4) Ma questi, predica Marchionne, non sono tempi normali. La crisi ha semplicemente azzerato le disponibilità del mondo finanziario obbligando gli Stati (Usa o Germania) a sostituirsi con un impegno diretto. E il mondo dell’industria si deve ingegnare a trovare soluzioni al proprio interno, in una logica da baratto. Anche perché i soldi non sono tutto. Occorre saper fare in fretta, perché i 4-5 anni tradizionali per un completo rebuilding di un’azienda sono troppi; occorre, perciò, scambiare tecnologia, accorciare i tempi per la realizzazione dei nuovi modelli e condividere il più possibile le strutture commerciali e distributive. Nel mondo, tempo un paio d’anni, ci sarà spazio per 5-6 gruppi di dimensioni globali, capaci di produrre almeno 5-6 milioni di vetture su piattaforme capaci di sfornare almeno 1-1,5 milioni di “pezzi”, secondo la logica Wall Mart (grandi numeri per abbassare i costi).

5) In questa cornice, la Fiat, che non ha soldi, può mettere a disposizione due risorse preziose: a) una competenza nelle vetture a basso consumo (compresa la tecnologia multiair), preziosa per accelerare i tempi della trasformazione di Chrysler in un’azienda leader delle macchine a basso consumo, come vuole l’amministrazione Obama; 2) l’esperienza del management.
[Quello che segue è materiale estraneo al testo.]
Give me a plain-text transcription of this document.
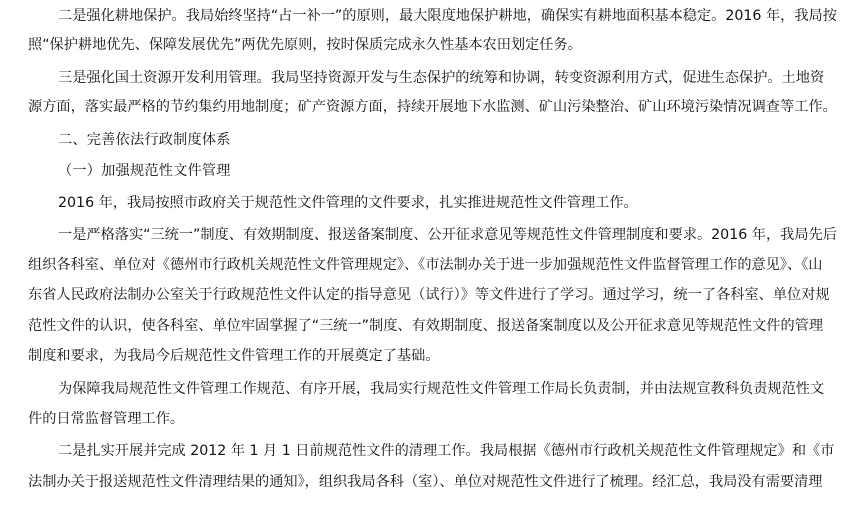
二是强化耕地保护。我局始终坚持“占一补一”的原则，最大限度地保护耕地，确保实有耕地面积基本稳定。2016 年，我局按
照“保护耕地优先、保障发展优先”两优先原则，按时保质完成永久性基本农田划定任务。
三是强化国土资源开发利用管理。我局坚持资源开发与生态保护的统筹和协调，转变资源利用方式，促进生态保护。土地资
源方面，落实最严格的节约集约用地制度；矿产资源方面，持续开展地下水监测、矿山污染整治、矿山环境污染情况调查等工作。
二、完善依法行政制度体系
（一）加强规范性文件管理
2016 年，我局按照市政府关于规范性文件管理的文件要求，扎实推进规范性文件管理工作。
一是严格落实“三统一”制度、有效期制度、报送备案制度、公开征求意见等规范性文件管理制度和要求。2016 年，我局先后
组织各科室、单位对《德州市行政机关规范性文件管理规定》、《市法制办关于进一步加强规范性文件监督管理工作的意见》、《山
东省人民政府法制办公室关于行政规范性文件认定的指导意见（试行）》等文件进行了学习。通过学习，统一了各科室、单位对规
范性文件的认识，使各科室、单位牢固掌握了“三统一”制度、有效期制度、报送备案制度以及公开征求意见等规范性文件的管理
制度和要求，为我局今后规范性文件管理工作的开展奠定了基础。
为保障我局规范性文件管理工作规范、有序开展，我局实行规范性文件管理工作局长负责制，并由法规宣教科负责规范性文
件的日常监督管理工作。
二是扎实开展并完成 2012 年 1 月 1 日前规范性文件的清理工作。我局根据《德州市行政机关规范性文件管理规定》和《市
法制办关于报送规范性文件清理结果的通知》，组织我局各科（室）、单位对规范性文件进行了梳理。经汇总，我局没有需要清理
Nel corso dei primi 60 giorni al Lingotto, cinque anni fa, Marchionne tagliò centinaia di teste, promuovendo una generazione nuova di dirigenti poi allenata in giro per il mondo alla guida delle varie filiali di Cnh. Intanto, le piattaforme produttive sono passate da 19 a 6, i tempi di realizzazione dei modelli dimezzati; c) le due aziende sono per certi versi complementari. Fiat ha bisogno di una rete produttiva e commerciale per gli Usa (dove sia 500 che Alfa hanno grande mercato), Chrysler è assente dall’Europa e dal Sud America. Inoltre, i marchi Dodge e Jeep possono rappresentare un’arma preziosa a livello globale, proprio in abbinata con trattori e macchine agricole.
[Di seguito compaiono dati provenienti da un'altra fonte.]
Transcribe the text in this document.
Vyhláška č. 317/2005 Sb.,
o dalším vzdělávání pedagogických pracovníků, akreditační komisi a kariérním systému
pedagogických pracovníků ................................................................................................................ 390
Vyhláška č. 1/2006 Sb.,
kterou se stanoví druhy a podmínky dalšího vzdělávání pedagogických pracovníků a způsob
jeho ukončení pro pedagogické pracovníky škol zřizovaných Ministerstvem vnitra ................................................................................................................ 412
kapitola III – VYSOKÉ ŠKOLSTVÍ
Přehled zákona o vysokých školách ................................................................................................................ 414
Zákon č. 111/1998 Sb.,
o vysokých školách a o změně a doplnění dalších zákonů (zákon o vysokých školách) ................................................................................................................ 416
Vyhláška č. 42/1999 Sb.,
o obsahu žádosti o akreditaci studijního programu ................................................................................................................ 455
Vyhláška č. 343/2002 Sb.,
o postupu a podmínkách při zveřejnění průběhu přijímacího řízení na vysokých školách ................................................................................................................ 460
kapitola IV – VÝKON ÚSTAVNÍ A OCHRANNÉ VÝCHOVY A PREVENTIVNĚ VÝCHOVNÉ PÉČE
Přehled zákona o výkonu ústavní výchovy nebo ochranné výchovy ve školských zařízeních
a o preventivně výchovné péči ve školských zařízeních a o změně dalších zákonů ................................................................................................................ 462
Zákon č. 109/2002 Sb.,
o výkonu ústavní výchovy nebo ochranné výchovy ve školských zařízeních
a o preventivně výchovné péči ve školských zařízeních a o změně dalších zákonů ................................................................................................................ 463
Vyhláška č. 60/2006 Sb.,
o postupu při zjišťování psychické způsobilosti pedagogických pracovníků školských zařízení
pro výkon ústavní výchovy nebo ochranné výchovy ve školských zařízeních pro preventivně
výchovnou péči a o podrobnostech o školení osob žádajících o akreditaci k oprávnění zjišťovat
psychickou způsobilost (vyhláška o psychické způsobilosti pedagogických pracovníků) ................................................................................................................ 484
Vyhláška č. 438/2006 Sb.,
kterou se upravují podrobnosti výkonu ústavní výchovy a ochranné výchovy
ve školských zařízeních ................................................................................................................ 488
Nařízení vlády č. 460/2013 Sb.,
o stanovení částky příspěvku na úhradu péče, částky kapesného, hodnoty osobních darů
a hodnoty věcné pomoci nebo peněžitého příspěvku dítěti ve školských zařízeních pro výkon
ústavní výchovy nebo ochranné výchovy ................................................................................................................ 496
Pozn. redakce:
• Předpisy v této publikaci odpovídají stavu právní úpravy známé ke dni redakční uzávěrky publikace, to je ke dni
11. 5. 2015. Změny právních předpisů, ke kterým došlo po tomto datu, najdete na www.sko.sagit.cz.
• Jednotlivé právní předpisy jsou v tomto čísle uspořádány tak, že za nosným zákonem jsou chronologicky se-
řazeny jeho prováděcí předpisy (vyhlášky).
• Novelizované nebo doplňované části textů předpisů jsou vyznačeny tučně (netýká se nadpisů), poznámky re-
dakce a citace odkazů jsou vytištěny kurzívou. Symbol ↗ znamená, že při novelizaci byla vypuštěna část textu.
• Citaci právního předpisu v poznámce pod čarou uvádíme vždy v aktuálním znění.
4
6) Diverso, ovviamente, il discorso Gm/Opel. La casa tedesca ha una gamma di prodotti simile a Fiat, che fornisce tra l’altro Opel attraverso lo stabilimento di Tichy, in Polonia. Ma i 10 impianti europei di Gm sono tutti nel Nord Europa, i 9 Fiat, salvo l’eccezione della Polonia, nella parte Sud. L’accordo con Gm,.poi, potrebbe estendersi al Sud America (e, forse, al Messico) e alla britannica Vauxhall. La convenienza teorica c’è per tutti. A partire dai vantaggi di una massa critica di almeno 7 milioni di vetture.
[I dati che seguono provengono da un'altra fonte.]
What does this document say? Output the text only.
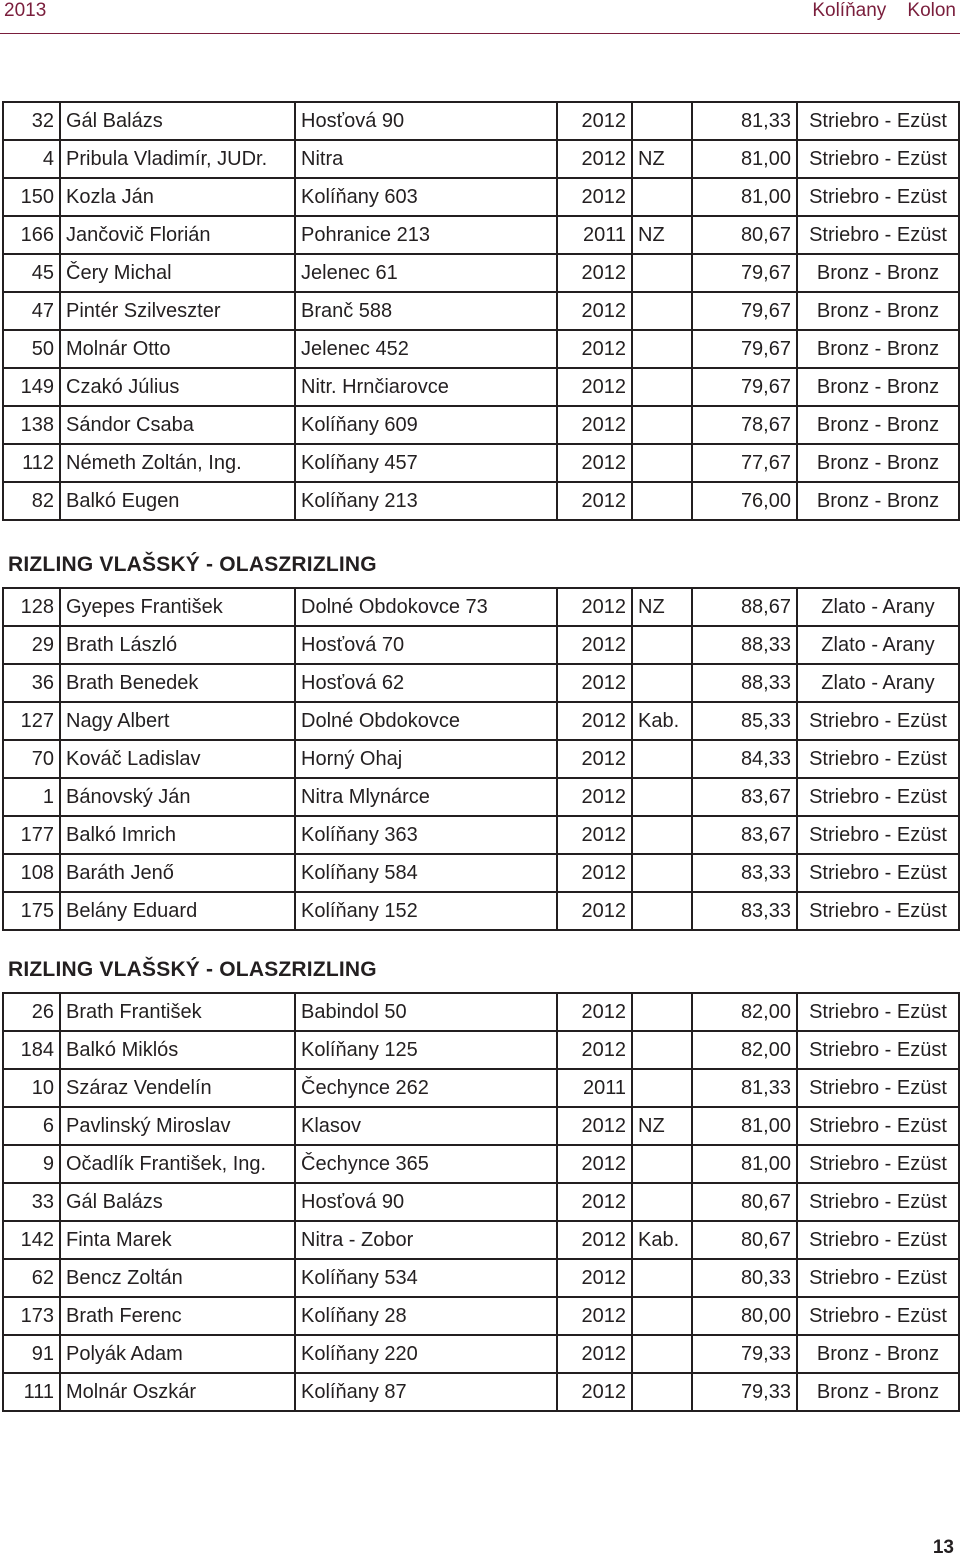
2013	Kolíňany    Kolon
32	Gál Balázs	Hosťová 90	2012		81,33	Striebro - Ezüst
4	Pribula Vladimír, JUDr.	Nitra	2012	NZ	81,00	Striebro - Ezüst
150	Kozla Ján	Kolíňany 603	2012		81,00	Striebro - Ezüst
166	Jančovič Florián	Pohranice 213	2011	NZ	80,67	Striebro - Ezüst
45	Čery Michal	Jelenec 61	2012		79,67	Bronz - Bronz
47	Pintér Szilveszter	Branč 588	2012		79,67	Bronz - Bronz
50	Molnár Otto	Jelenec 452	2012		79,67	Bronz - Bronz
149	Czakó Július	Nitr. Hrnčiarovce	2012		79,67	Bronz - Bronz
138	Sándor Csaba	Kolíňany 609	2012		78,67	Bronz - Bronz
112	Németh Zoltán, Ing.	Kolíňany 457	2012		77,67	Bronz - Bronz
82	Balkó Eugen	Kolíňany 213	2012		76,00	Bronz - Bronz
RIZLING VLAŠSKÝ - OLASZRIZLING
128	Gyepes František	Dolné Obdokovce 73	2012	NZ	88,67	Zlato - Arany
29	Brath László	Hosťová 70	2012		88,33	Zlato - Arany
36	Brath Benedek	Hosťová 62	2012		88,33	Zlato - Arany
127	Nagy Albert	Dolné Obdokovce	2012	Kab.	85,33	Striebro - Ezüst
70	Kováč Ladislav	Horný Ohaj	2012		84,33	Striebro - Ezüst
1	Bánovský Ján	Nitra Mlynárce	2012		83,67	Striebro - Ezüst
177	Balkó Imrich	Kolíňany 363	2012		83,67	Striebro - Ezüst
108	Baráth Jenő	Kolíňany 584	2012		83,33	Striebro - Ezüst
175	Belány Eduard	Kolíňany 152	2012		83,33	Striebro - Ezüst
RIZLING VLAŠSKÝ - OLASZRIZLING
26	Brath František	Babindol 50	2012		82,00	Striebro - Ezüst
184	Balkó Miklós	Kolíňany 125	2012		82,00	Striebro - Ezüst
10	Száraz Vendelín	Čechynce 262	2011		81,33	Striebro - Ezüst
6	Pavlinský Miroslav	Klasov	2012	NZ	81,00	Striebro - Ezüst
9	Očadlík František, Ing.	Čechynce 365	2012		81,00	Striebro - Ezüst
33	Gál Balázs	Hosťová 90	2012		80,67	Striebro - Ezüst
142	Finta Marek	Nitra - Zobor	2012	Kab.	80,67	Striebro - Ezüst
62	Bencz Zoltán	Kolíňany 534	2012		80,33	Striebro - Ezüst
173	Brath Ferenc	Kolíňany 28	2012		80,00	Striebro - Ezüst
91	Polyák Adam	Kolíňany 220	2012		79,33	Bronz - Bronz
111	Molnár Oszkár	Kolíňany 87	2012		79,33	Bronz - Bronz
13
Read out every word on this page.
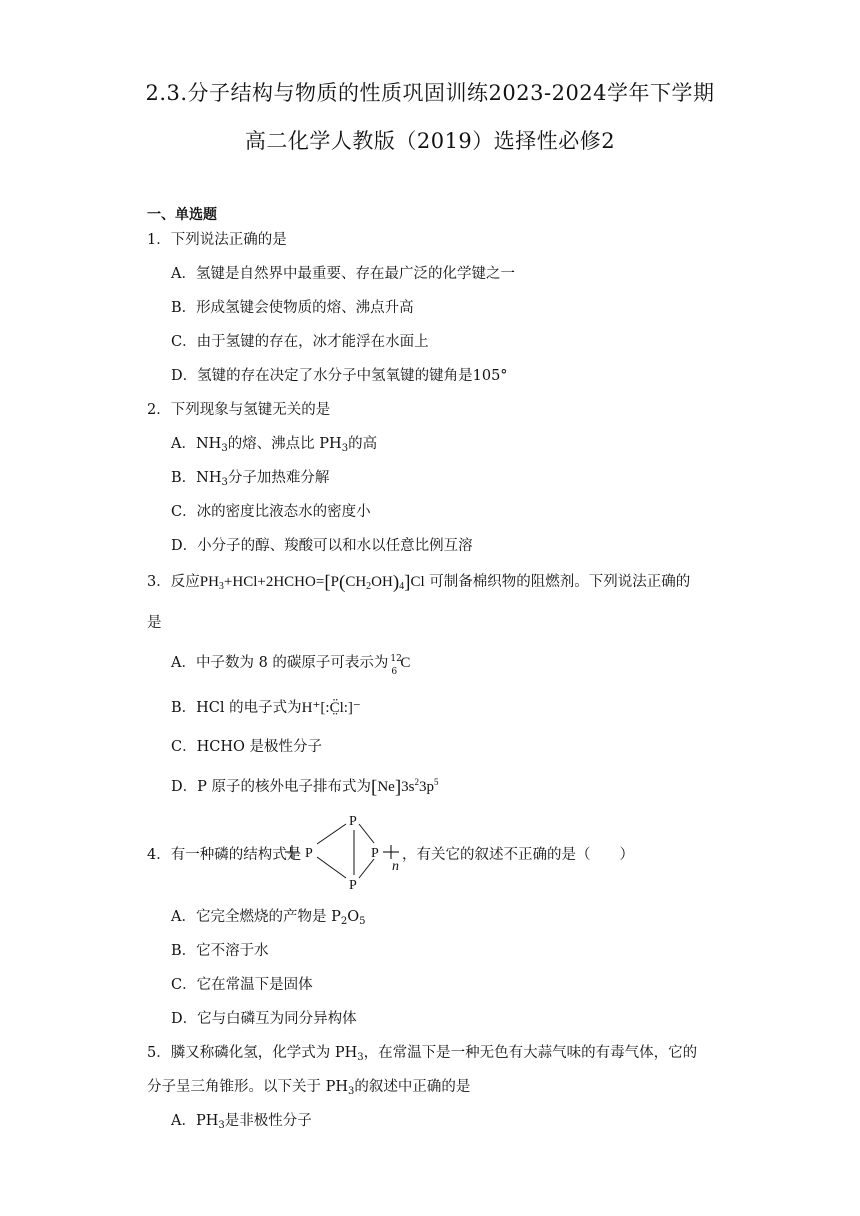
2.3.分子结构与物质的性质巩固训练2023-2024学年下学期
高二化学人教版（2019）选择性必修2
一、单选题
1．下列说法正确的是
A．氢键是自然界中最重要、存在最广泛的化学键之一
B．形成氢键会使物质的熔、沸点升高
C．由于氢键的存在，冰才能浮在水面上
D．氢键的存在决定了水分子中氢氧键的键角是105°
2．下列现象与氢键无关的是
A．$NH_3$的熔、沸点比 $PH_3$的高
B．$NH_3$分子加热难分解
C．冰的密度比液态水的密度小
D．小分子的醇、羧酸可以和水以任意比例互溶
3．反应$PH_3+HCl+2HCHO=[P(CH_2OH)_4]Cl$ 可制备棉织物的阻燃剂。下列说法正确的
是
A．中子数为 8 的碳原子可表示为 12
6
C
B．HCl 的电子式为H⁺[:C̤̈l:]⁻
C．HCHO 是极性分子
D．P 原子的核外电子排布式为$[Ne]3s^23p^5$
4．有一种磷的结构式是 P
P
P
P
n
，有关它的叙述不正确的是（　　）
A．它完全燃烧的产物是 $P_2O_5$
B．它不溶于水
C．它在常温下是固体
D．它与白磷互为同分异构体
5．膦又称磷化氢，化学式为 $PH_3$，在常温下是一种无色有大蒜气味的有毒气体，它的
分子呈三角锥形。以下关于 $PH_3$的叙述中正确的是
A．$PH_3$是非极性分子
7) Ma chi mette i soldi, insiste Verheugen? In parte lo Stato. Il tesoro Usa ha già messo in conto il costo della ristrutturazione di Chrysler. La condizione è che i soldi prestati dovranno essere restituiti prima di un eventuale passaggio della maggioranza (data possibile, il 2016). Per la Opel, Angela Merkel ha già promesso una dote di 3,3 miliardi di euro. Ma naturalmente, se andasse in porto un progetto così ambizioso, ci vorranno nel tempo nuove disponibilità. La via obbligata passa per una profonda rivoluzione dell’universo Fiat: separazione dell’Auto, oggi controllata al 100% da Fiat Spa, conferimenti in denaro o in natura di assets Opel (Chrysler, per ora, ha un valore economico solo teorico). Quotazione della nuova grande Fiat. Facile che il Lingotto rinunci alla maggioranza assoluta, se il piano avrà pieno successo. Facile che l’azienda, da italiana, diventerà almeno europea dal punto di vista delle quote azionarie. Facile che, alla testa, resti Marchionne, italo-canadese dalle sette vite cui i mercati finanziari, ma anche i sindacati (vedi l’ok ai tagli delle unions canadesi cui dovrebbe seguire l’intesa con l’ americana Uaw) hanno imparato a dar fiducia. Difficile che lo faccia herr Verheugen.

8) Ma tutto questo è il grande poker del 2009. E non è affatto detto che Fiat disponga di una scala reale. O che non ci sia una parte di bluff, che sta nelle regole del gioco. Ma gambler Marchionne ha offerto una soluzione a una delle più difficili quadrature del cerchio della grande crisi. Facile che altri, a partire da tedeschi e giapponesi, stiano già studiando la reazione. Ma Fiat ha accumulato un buon vantaggio giocando d’anticipo sul centro della crisi, gli Usa.